JASRAC音楽著作権使用料、2年ぶり増収 ダウンロード配信2倍に
JASRACの音楽著作権使用料が2年ぶりの増収。ネット配信や放送からの収入が増えたが、CDや私的録音録画補償金からの収入は減っている。
JASRAC(日本音楽著作権協会)が5月14日に発表した2007年度(07年4月〜08年3月)音楽著作権使用料徴収額は、1156億7055万円(前年度比4.1%増)で、2年ぶりの増収となった。ネット配信や放送からの収入が増えたが、CDや私的録音録画補償金からの収入は減った。
ネット配信(インタラクティブ配信)からの収入は8.8%増の84億7398万円で、全使用料収入に占めるシェアは7.2%。中でも大きく伸びたのがダウンロード型で、2.2倍・31億1135万円となった。着信メロディからの収入は4割以上減った。
使用料収入のうち最大のシェア(全体の23.0%)を占める放送からの収入は、265億5915万円と4.1%増だった。
有線放送からの収入が3.6倍、64億4831万円に急増し、全体の増収に貢献した。CATV事業者との訴訟の解決に伴い、CATVから過年度使用料が入ったことが寄与した。
CDなど音楽ディスクからの収入は10.7%減の216億4598万円。私的録音補償金は22%減の3億442万円、録画補償金は20.2%減の2億460万円だった。
信託契約者数は1万4503件と、前年度より13件減った。01年以来、年間500件のペースで伸び続けていたが、初めて減少した。
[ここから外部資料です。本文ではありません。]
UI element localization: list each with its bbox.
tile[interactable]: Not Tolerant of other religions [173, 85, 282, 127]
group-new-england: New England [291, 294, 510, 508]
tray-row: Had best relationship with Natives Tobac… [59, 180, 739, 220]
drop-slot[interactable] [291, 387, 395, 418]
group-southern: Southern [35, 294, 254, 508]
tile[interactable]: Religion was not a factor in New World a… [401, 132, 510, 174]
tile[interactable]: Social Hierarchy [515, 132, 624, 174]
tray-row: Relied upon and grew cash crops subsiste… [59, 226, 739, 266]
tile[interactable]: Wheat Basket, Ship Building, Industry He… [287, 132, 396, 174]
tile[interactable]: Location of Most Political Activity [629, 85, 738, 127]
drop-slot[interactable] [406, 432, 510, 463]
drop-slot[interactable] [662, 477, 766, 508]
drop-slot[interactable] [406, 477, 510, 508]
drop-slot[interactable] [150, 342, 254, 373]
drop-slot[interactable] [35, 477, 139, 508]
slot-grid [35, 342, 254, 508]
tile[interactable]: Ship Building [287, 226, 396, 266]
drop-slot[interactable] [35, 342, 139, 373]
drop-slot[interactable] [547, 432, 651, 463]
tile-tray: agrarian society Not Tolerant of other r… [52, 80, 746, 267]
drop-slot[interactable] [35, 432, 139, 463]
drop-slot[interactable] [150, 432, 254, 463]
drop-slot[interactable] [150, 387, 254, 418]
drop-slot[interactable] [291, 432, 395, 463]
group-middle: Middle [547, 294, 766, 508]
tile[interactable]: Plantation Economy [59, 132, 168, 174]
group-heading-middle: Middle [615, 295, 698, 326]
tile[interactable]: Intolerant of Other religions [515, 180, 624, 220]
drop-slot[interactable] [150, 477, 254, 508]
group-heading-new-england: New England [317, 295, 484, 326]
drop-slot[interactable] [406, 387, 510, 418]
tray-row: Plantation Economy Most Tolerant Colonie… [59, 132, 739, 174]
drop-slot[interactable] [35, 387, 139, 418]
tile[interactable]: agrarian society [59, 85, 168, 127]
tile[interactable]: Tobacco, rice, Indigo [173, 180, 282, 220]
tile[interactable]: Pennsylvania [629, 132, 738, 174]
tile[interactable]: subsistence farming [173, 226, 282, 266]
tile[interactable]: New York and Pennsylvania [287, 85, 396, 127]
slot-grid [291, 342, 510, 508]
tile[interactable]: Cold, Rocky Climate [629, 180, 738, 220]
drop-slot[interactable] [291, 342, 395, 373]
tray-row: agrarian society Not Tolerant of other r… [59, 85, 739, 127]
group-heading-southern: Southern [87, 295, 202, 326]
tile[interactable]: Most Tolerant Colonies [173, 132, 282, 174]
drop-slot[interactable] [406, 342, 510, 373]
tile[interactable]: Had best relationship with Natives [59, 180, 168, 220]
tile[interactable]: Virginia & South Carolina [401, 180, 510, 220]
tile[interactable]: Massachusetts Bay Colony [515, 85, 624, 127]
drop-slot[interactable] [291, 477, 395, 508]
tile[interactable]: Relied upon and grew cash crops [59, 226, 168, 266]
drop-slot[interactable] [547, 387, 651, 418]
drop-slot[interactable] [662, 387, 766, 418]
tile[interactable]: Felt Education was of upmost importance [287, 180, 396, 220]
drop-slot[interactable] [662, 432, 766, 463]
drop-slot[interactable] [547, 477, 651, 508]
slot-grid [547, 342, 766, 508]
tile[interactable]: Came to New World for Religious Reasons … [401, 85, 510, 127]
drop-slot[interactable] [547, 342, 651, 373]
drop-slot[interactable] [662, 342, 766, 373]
年度中に新規に信託契約者した数は520件あったが、契約切れの数が上回った。
「保護期間、延長しないと日本が著作権ヘイブンになる」
JASRACの都倉俊一理事は同日の定例会見で、JASRACが今取り組んでいる課題として(1)芸術と技術の共存、(2)著作権保護期間の延長、(3)戦時加算問題――を挙げ、文化を大切にする「Culture First」を改めて訴えた。
芸術と技術の関係については「デジタル技術は諸刃の剣。芸術と技術は共存しなくてはならない。優れた技術でも著作権を侵す可能性があれば、開発者は社会規範を認識した上で発展させることが大切」などとコメントした。
著作権保護期間については、「早急に、著作者の死後50年から70年に延長すべき」という立場を改めて説明。「ネット配信が進み、国境がなくなる時代。日本だけ20年のギャップが残っていると、『海外では保護期間中の楽曲が、日本でダウンロードしたら全部タダという“著作権ヘイブン”になり得る。知財立国を標榜する国として恥ずかしい」と話した。
太平洋戦争敗戦時に、連合国の著作物について、保護期間に戦争期間の10年を加算することを義務づけられた「戦時加算」については、撤廃を求めていく。海外の著作権保護団体とは撤廃で合意したといい「実際の実施は、保護期間の延長を見ながら決まる」としている。